It’s been over fifteen years (and two console generations), but V-Rally returns with a Kylotonn-developed fourth main entry in the franchise. Out first on Xbox One and PS4 and soon on PC, we put the Xbox version to the test.
As I was typing that opening paragraph, I realized that there are plenty of gamers out there who’ve probably never even heard of (let alone played) any of the previous V-Rally titles. And to further date myself, as well as the franchise – the first game came out in an era where the original Playstation arrived on the scene, and where it wasn’t rare to run into a videogame arcade. And… most of those arcades would have one or more machines running Sega Rally (and of course Daytona USA). Enter V-Rally, which provided a Sega Rally-like experience to gamers at home who didn’t own a Sega console. To this day, I still remember the game more fondly than I do the more sim-oriented Colin McRae titles, as I gravitate more towards arcade-like racers.
The fact that Kylotonn was developing the new V-Rally game was encouraging. They developed the last few WRC racing titles for BigBen, they consistently improved, and finally moved away from trying to compete with Codemasters’ excellent racers by offering a more casual approach to the sport. All good signs for V-Rally 4, but playing it I can’t help but shake the feeling that that promise hasn’t been fulfilled.

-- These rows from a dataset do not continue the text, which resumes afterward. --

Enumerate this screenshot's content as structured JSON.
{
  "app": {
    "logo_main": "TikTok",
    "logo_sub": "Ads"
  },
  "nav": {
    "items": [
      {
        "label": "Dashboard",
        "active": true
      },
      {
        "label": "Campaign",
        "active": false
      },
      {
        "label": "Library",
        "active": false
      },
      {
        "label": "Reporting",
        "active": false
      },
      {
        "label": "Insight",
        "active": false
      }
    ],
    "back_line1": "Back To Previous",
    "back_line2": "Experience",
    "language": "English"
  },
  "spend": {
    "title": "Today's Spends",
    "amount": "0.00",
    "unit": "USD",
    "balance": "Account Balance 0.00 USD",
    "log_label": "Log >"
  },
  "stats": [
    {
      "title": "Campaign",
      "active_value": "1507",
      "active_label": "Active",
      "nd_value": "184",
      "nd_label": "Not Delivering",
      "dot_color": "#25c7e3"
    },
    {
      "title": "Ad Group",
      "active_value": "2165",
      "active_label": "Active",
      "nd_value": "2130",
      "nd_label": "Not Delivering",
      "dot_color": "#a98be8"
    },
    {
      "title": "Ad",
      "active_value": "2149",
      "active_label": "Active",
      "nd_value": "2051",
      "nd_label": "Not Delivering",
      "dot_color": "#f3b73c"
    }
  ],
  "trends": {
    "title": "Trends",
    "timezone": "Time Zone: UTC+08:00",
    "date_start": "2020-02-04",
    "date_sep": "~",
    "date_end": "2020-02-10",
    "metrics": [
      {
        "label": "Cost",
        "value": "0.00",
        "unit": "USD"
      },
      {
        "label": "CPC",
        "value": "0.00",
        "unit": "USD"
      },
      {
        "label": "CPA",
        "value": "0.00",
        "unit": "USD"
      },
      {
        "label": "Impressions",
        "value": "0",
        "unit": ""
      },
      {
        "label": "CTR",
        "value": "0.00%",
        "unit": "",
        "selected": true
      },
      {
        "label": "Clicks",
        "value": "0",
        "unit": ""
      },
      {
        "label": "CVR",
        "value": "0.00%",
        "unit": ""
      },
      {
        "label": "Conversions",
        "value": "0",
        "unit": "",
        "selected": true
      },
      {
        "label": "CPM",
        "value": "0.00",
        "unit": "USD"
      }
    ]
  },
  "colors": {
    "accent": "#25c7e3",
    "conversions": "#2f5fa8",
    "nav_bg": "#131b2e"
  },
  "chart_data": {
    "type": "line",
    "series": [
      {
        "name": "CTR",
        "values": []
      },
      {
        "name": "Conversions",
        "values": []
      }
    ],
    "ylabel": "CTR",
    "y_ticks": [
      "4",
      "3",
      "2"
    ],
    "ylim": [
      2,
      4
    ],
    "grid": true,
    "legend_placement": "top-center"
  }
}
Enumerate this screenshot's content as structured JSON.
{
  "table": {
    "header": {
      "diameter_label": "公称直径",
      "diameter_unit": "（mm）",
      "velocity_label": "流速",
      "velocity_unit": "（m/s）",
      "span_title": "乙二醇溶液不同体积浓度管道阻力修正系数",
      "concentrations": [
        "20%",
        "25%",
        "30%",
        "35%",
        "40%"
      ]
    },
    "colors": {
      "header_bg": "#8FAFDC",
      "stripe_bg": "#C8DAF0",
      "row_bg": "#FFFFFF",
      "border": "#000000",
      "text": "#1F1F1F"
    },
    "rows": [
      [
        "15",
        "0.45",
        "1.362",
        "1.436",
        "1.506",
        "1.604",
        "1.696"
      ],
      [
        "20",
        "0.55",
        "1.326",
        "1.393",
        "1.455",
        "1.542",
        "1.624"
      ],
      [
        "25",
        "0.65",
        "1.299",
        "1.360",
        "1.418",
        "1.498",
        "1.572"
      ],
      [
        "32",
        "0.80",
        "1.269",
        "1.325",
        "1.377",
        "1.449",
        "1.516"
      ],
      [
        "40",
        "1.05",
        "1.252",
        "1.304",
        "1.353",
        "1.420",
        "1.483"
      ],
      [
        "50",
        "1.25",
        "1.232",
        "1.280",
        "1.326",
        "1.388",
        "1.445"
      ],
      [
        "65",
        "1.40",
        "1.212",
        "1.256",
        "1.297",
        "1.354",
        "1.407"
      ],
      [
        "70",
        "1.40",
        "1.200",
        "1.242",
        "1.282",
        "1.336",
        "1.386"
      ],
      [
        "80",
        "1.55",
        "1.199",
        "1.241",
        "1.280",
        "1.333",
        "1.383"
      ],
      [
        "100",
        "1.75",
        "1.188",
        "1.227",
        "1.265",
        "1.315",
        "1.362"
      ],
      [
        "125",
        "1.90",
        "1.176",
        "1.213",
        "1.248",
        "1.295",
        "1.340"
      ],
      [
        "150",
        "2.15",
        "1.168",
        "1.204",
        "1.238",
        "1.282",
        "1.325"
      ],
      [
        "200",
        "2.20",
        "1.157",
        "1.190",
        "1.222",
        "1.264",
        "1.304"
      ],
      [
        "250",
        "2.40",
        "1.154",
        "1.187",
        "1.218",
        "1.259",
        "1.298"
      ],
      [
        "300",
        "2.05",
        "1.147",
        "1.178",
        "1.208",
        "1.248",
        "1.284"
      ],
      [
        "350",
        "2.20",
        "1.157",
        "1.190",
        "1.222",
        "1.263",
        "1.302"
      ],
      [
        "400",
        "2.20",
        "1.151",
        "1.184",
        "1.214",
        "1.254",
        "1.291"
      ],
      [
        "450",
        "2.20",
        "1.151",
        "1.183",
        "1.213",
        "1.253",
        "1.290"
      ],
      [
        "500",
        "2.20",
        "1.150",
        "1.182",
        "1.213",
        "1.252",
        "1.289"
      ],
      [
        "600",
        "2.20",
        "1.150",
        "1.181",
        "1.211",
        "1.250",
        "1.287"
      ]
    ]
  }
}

V-Rally 4 definitely looks the part, and even though the track designs aren’t always super-inspired (which may just have something to do with the rally sport itself) this is a game that can easily compete even with the likes of Dirt Rally in a visual sense. The shadows and reflections are especially impressive, although you can also see that Kylotonn has benefitted from their work on the WRC series when looking at V-Rally.
My main issue with V-Rally goes back to some of the earlier WRC titles, where it felt like the game was stuck between wanting to be a fun rally racer and competing with the more sim-oriented competition. The result would often not succeed in either, with controls that were too floaty and shaky for an arcade racer and not accurate enough for a sim racer. V-Rally has that exact problem, and it’s almost like it constantly changes its mind as well, as you switch between tracks, surfaces and cars. I get that the experience changes, but certainly there should be more consistency than this? WRC 7 has a similar approach, but it was all about subtle nuances and details – I loved that.

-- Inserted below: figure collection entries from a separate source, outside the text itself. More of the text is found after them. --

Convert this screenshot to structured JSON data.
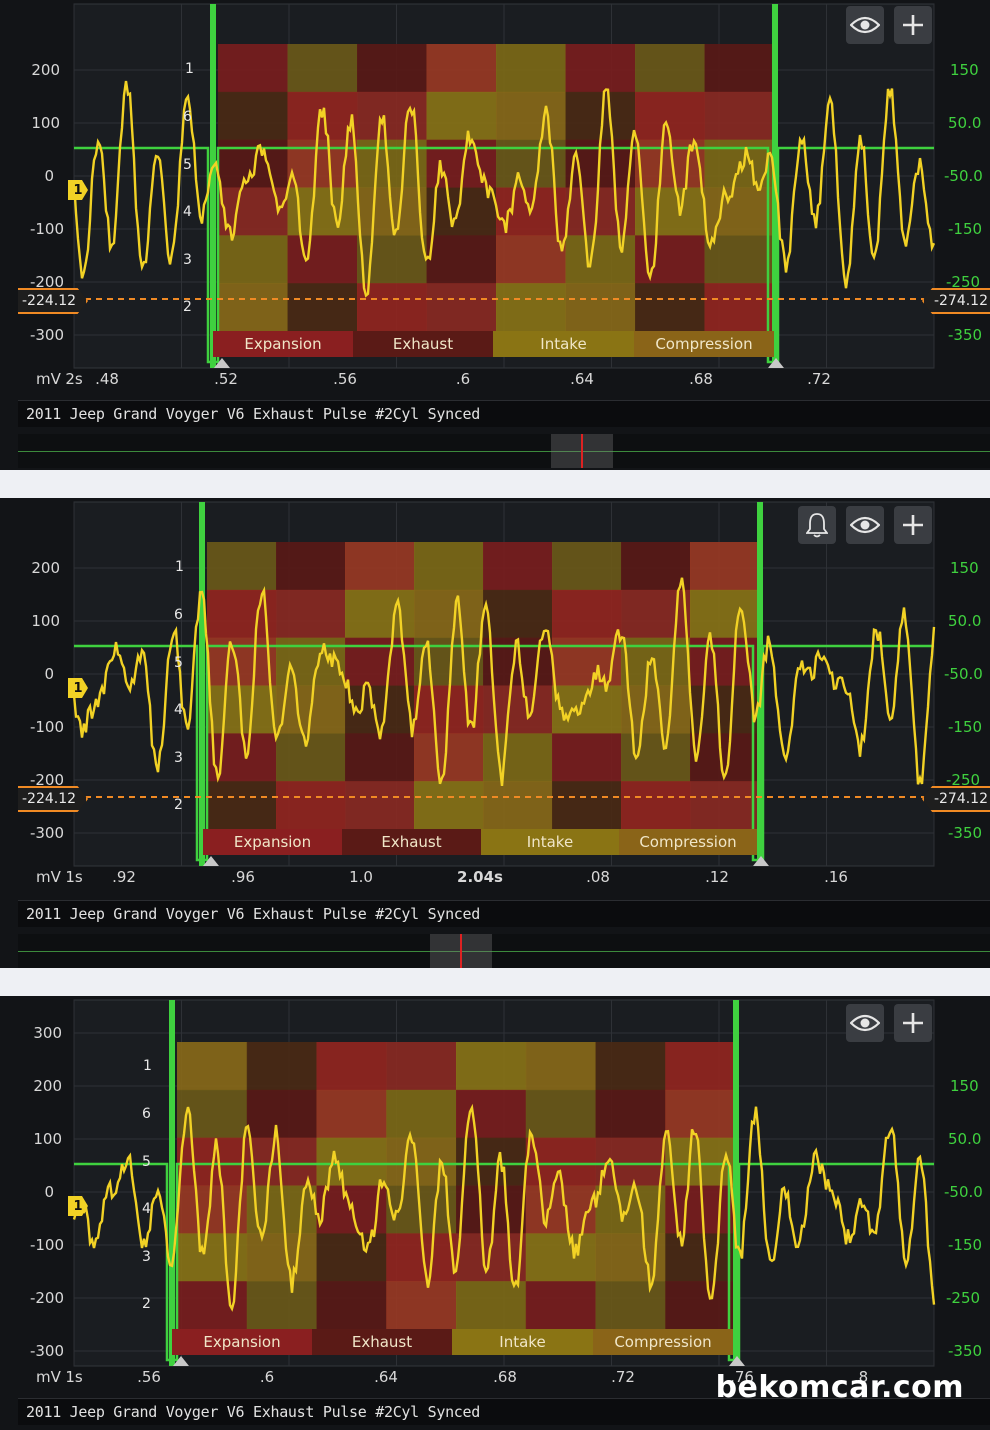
{
  "colors": {
    "signal": "#f2d225",
    "sync": "#3fd13f",
    "cursor": "#f08a24",
    "background": "#121417"
  },
  "panels": [
    {
      "y_left": [
        "200",
        "100",
        "0",
        "-100",
        "-200",
        "-300"
      ],
      "y_right": [
        "150",
        "50.0",
        "-50.0",
        "-150",
        "-250",
        "-350"
      ],
      "unit": "mV",
      "x_labels": [
        {
          "t": "2s",
          "bold": false
        },
        {
          "t": ".48",
          "bold": false
        },
        {
          "t": ".52",
          "bold": false
        },
        {
          "t": ".56",
          "bold": false
        },
        {
          "t": ".6",
          "bold": false
        },
        {
          "t": ".64",
          "bold": false
        },
        {
          "t": ".68",
          "bold": false
        },
        {
          "t": ".72",
          "bold": false
        }
      ],
      "cursor_left": "-224.12",
      "cursor_right": "-274.12",
      "cylinders": [
        "1",
        "6",
        "5",
        "4",
        "3",
        "2"
      ],
      "marker": "1",
      "phases": [
        "Expansion",
        "Exhaust",
        "Intake",
        "Compression"
      ],
      "title": "2011 Jeep Grand Voyger V6 Exhaust Pulse #2Cyl Synced",
      "icons": [
        "eye-icon",
        "plus-icon"
      ],
      "show_overview": true
    },
    {
      "y_left": [
        "200",
        "100",
        "0",
        "-100",
        "-200",
        "-300"
      ],
      "y_right": [
        "150",
        "50.0",
        "-50.0",
        "-150",
        "-250",
        "-350"
      ],
      "unit": "mV",
      "x_labels": [
        {
          "t": "1s",
          "bold": false
        },
        {
          "t": ".92",
          "bold": false
        },
        {
          "t": ".96",
          "bold": false
        },
        {
          "t": "1.0",
          "bold": false
        },
        {
          "t": "2.04s",
          "bold": true
        },
        {
          "t": ".08",
          "bold": false
        },
        {
          "t": ".12",
          "bold": false
        },
        {
          "t": ".16",
          "bold": false
        }
      ],
      "cursor_left": "-224.12",
      "cursor_right": "-274.12",
      "cylinders": [
        "1",
        "6",
        "5",
        "4",
        "3",
        "2"
      ],
      "marker": "1",
      "phases": [
        "Expansion",
        "Exhaust",
        "Intake",
        "Compression"
      ],
      "title": "2011 Jeep Grand Voyger V6 Exhaust Pulse #2Cyl Synced",
      "icons": [
        "bell-icon",
        "eye-icon",
        "plus-icon"
      ],
      "show_overview": true
    },
    {
      "y_left": [
        "300",
        "200",
        "100",
        "0",
        "-100",
        "-200",
        "-300"
      ],
      "y_right": [
        "150",
        "50.0",
        "-50.0",
        "-150",
        "-250",
        "-350"
      ],
      "unit": "mV",
      "x_labels": [
        {
          "t": "1s",
          "bold": false
        },
        {
          "t": ".56",
          "bold": false
        },
        {
          "t": ".6",
          "bold": false
        },
        {
          "t": ".64",
          "bold": false
        },
        {
          "t": ".68",
          "bold": false
        },
        {
          "t": ".72",
          "bold": false
        },
        {
          "t": ".76",
          "bold": false
        },
        {
          "t": ".8",
          "bold": false
        }
      ],
      "cylinders": [
        "1",
        "6",
        "5",
        "4",
        "3",
        "2"
      ],
      "marker": "1",
      "phases": [
        "Expansion",
        "Exhaust",
        "Intake",
        "Compression"
      ],
      "title": "2011 Jeep Grand Voyger V6 Exhaust Pulse #2Cyl Synced",
      "icons": [
        "eye-icon",
        "plus-icon"
      ],
      "show_overview": false
    }
  ],
  "watermark": "bekomcar.com"
}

The computer AI in V-Rally 4 also seems a little wacky. Sometimes it’s a field full of amateurs that you can easily beat even while making mistakes, while a restart of the race can result in one of them constantly tailing you and punishing your every false move. The difficulty level during time trails also showed some erratic spikes, which quickly became frustrating – I felt I was being consistent myself, but switching from a podium finish to being dead last, or vice versa.
So in terms of the driving experience, V-Rally 4 feels like a step backwards from Kylotonn’s own WRC 7. To V-Rally’s credit, however, the game has plenty of game modes available – from regular rally trials to rally cross against other opponents and from hillclimb tracks to gymkhana-style challenges similar to what we grew to love in Dirt 3. Another very promising mode is buggy racing, which is more Motorstorm-like and doesn’t suffer from the control issues described above as much – mostly because these buggies touch the ground far less anyway. In its current state, it’s easily my favorite mode in the game.

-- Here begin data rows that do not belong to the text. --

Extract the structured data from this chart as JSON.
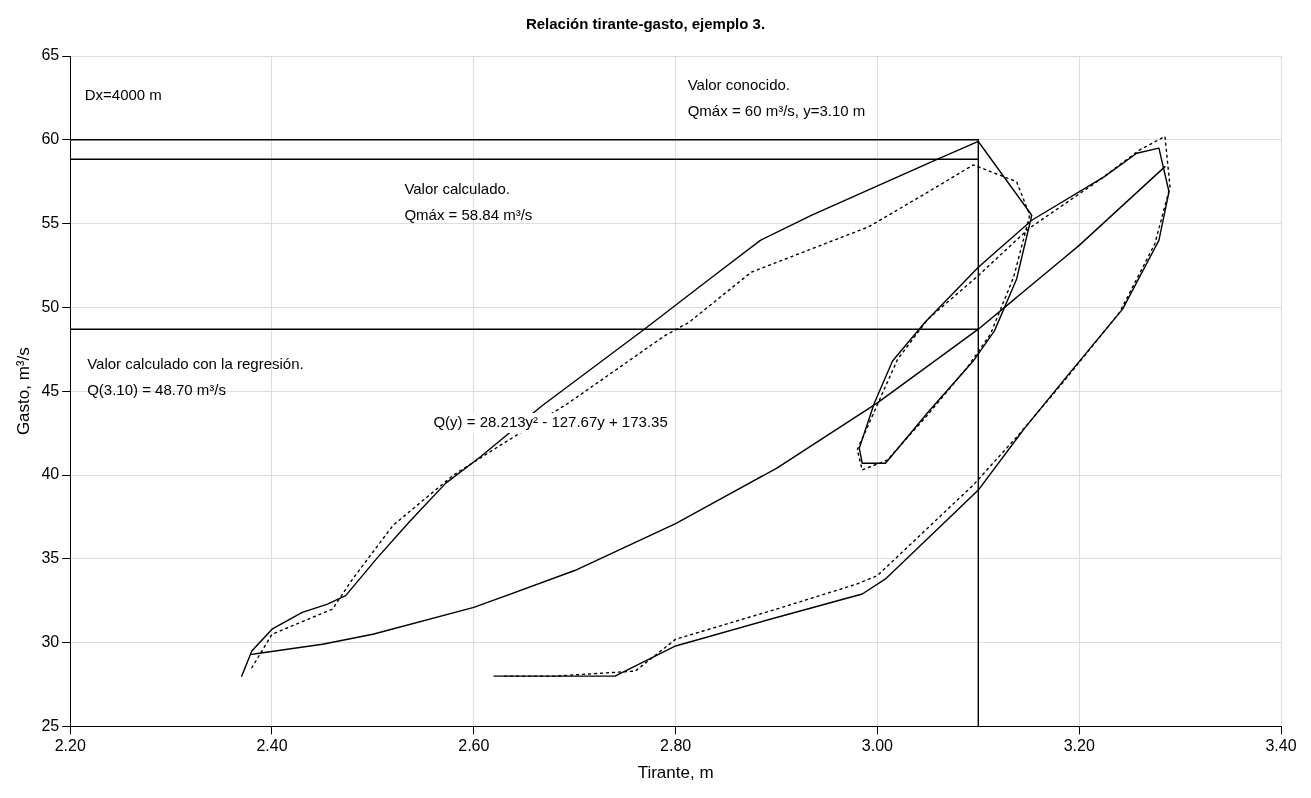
{
  "chart_data": {
    "type": "line",
    "title": "Relación tirante-gasto, ejemplo 3.",
    "xlabel": "Tirante, m",
    "ylabel": "Gasto, m³/s",
    "xlim": [
      2.2,
      3.4
    ],
    "xticks": [
      {
        "value": 2.2,
        "label": "2.20"
      },
      {
        "value": 2.4,
        "label": "2.40"
      },
      {
        "value": 2.6,
        "label": "2.60"
      },
      {
        "value": 2.8,
        "label": "2.80"
      },
      {
        "value": 3.0,
        "label": "3.00"
      },
      {
        "value": 3.2,
        "label": "3.20"
      },
      {
        "value": 3.4,
        "label": "3.40"
      }
    ],
    "ylim": [
      25,
      65
    ],
    "yticks": [
      25,
      30,
      35,
      40,
      45,
      50,
      55,
      60,
      65
    ],
    "grid": true,
    "legend": false,
    "marker": "none",
    "series": [
      {
        "color": "#000000",
        "line_style": "solid",
        "x": [
          2.37,
          2.38,
          2.4,
          2.43,
          2.455,
          2.473,
          2.505,
          2.536,
          2.572,
          2.607,
          2.667,
          2.769,
          2.836,
          2.884,
          2.935,
          3.058,
          3.1,
          3.153,
          3.138,
          3.116,
          3.095,
          3.051,
          3.008,
          2.985,
          2.982,
          2.997,
          3.015,
          3.047,
          3.1,
          3.153,
          3.225,
          3.257,
          3.279,
          3.289,
          3.279,
          3.243,
          3.188,
          3.146,
          3.1,
          3.008,
          2.985,
          2.9,
          2.8,
          2.74,
          2.62
        ],
        "values": [
          28,
          29.5,
          30.8,
          31.8,
          32.3,
          32.8,
          35.1,
          37.2,
          39.5,
          41.1,
          44.1,
          48.7,
          51.8,
          54.0,
          55.5,
          58.8,
          59.9,
          55.5,
          51.7,
          48.6,
          46.8,
          43.8,
          40.7,
          40.7,
          41.6,
          44.3,
          46.8,
          49.1,
          52.4,
          55.2,
          57.8,
          59.2,
          59.5,
          56.9,
          54.0,
          49.9,
          45.9,
          42.8,
          39.1,
          33.8,
          32.9,
          31.5,
          29.8,
          28,
          28
        ]
      },
      {
        "color": "#000000",
        "line_style": "dotted",
        "x": [
          2.38,
          2.4,
          2.46,
          2.48,
          2.52,
          2.58,
          2.627,
          2.694,
          2.789,
          2.813,
          2.875,
          2.991,
          3.045,
          3.095,
          3.138,
          3.151,
          3.135,
          3.112,
          3.09,
          3.05,
          3.01,
          2.985,
          2.98,
          3.0,
          3.02,
          3.05,
          3.1,
          3.15,
          3.22,
          3.26,
          3.285,
          3.29,
          3.275,
          3.24,
          3.185,
          3.14,
          3.095,
          3.0,
          2.98,
          2.9,
          2.8,
          2.76,
          2.68,
          2.63
        ],
        "values": [
          28.5,
          30.5,
          32,
          33.8,
          37,
          40,
          41.8,
          44.3,
          48.3,
          49.1,
          52.1,
          54.8,
          56.7,
          58.5,
          57.5,
          55.5,
          51.8,
          48.4,
          46.5,
          43.6,
          40.9,
          40.3,
          41.5,
          44.2,
          46.9,
          49.3,
          51.9,
          54.7,
          57.6,
          59.4,
          60.2,
          57.2,
          53.8,
          49.7,
          45.6,
          42.4,
          39.4,
          34.0,
          33.5,
          32.0,
          30.2,
          28.3,
          28.0,
          28.0
        ]
      },
      {
        "color": "#000000",
        "line_style": "solid",
        "x": [
          2.38,
          2.45,
          2.5,
          2.6,
          2.7,
          2.8,
          2.9,
          3.0,
          3.1,
          3.2,
          3.285
        ],
        "values": [
          29.3,
          29.9,
          30.5,
          32.1,
          34.3,
          37.1,
          40.4,
          44.3,
          48.7,
          53.7,
          58.4
        ]
      },
      {
        "color": "#000000",
        "line_style": "solid",
        "x": [
          2.2,
          3.1
        ],
        "values": [
          60,
          60
        ]
      },
      {
        "color": "#000000",
        "line_style": "solid",
        "x": [
          2.2,
          3.1
        ],
        "values": [
          58.84,
          58.84
        ]
      },
      {
        "color": "#000000",
        "line_style": "solid",
        "x": [
          2.2,
          3.1
        ],
        "values": [
          48.7,
          48.7
        ]
      },
      {
        "color": "#000000",
        "line_style": "solid",
        "x": [
          3.1,
          3.1
        ],
        "values": [
          25,
          60
        ]
      }
    ],
    "annotations": [
      "Dx=4000 m",
      "Valor conocido.\nQmáx = 60 m³/s, y=3.10 m",
      "Valor calculado.\nQmáx = 58.84 m³/s",
      "Valor calculado con la regresión.\nQ(3.10) = 48.70 m³/s",
      "Q(y) = 28.213y² - 127.67y + 173.35"
    ]
  }
}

So unfortunately, V-Rally 4 breaks with Kylotonn’s recent trend of improving with every game they’ve released. The visuals are rock solid, but I wish they had implemented better handling before releasing the game – they certainly know how to do it, because that’s exactly how they improved in between WRC games. Perhaps this one was rushed out the door a little too quickly, and hopefully we’ll get a few patch updates to improve this instead of having to wait for V-Rally 5. This edition’s potential shines through on occasion, but it’s all too inconsistent.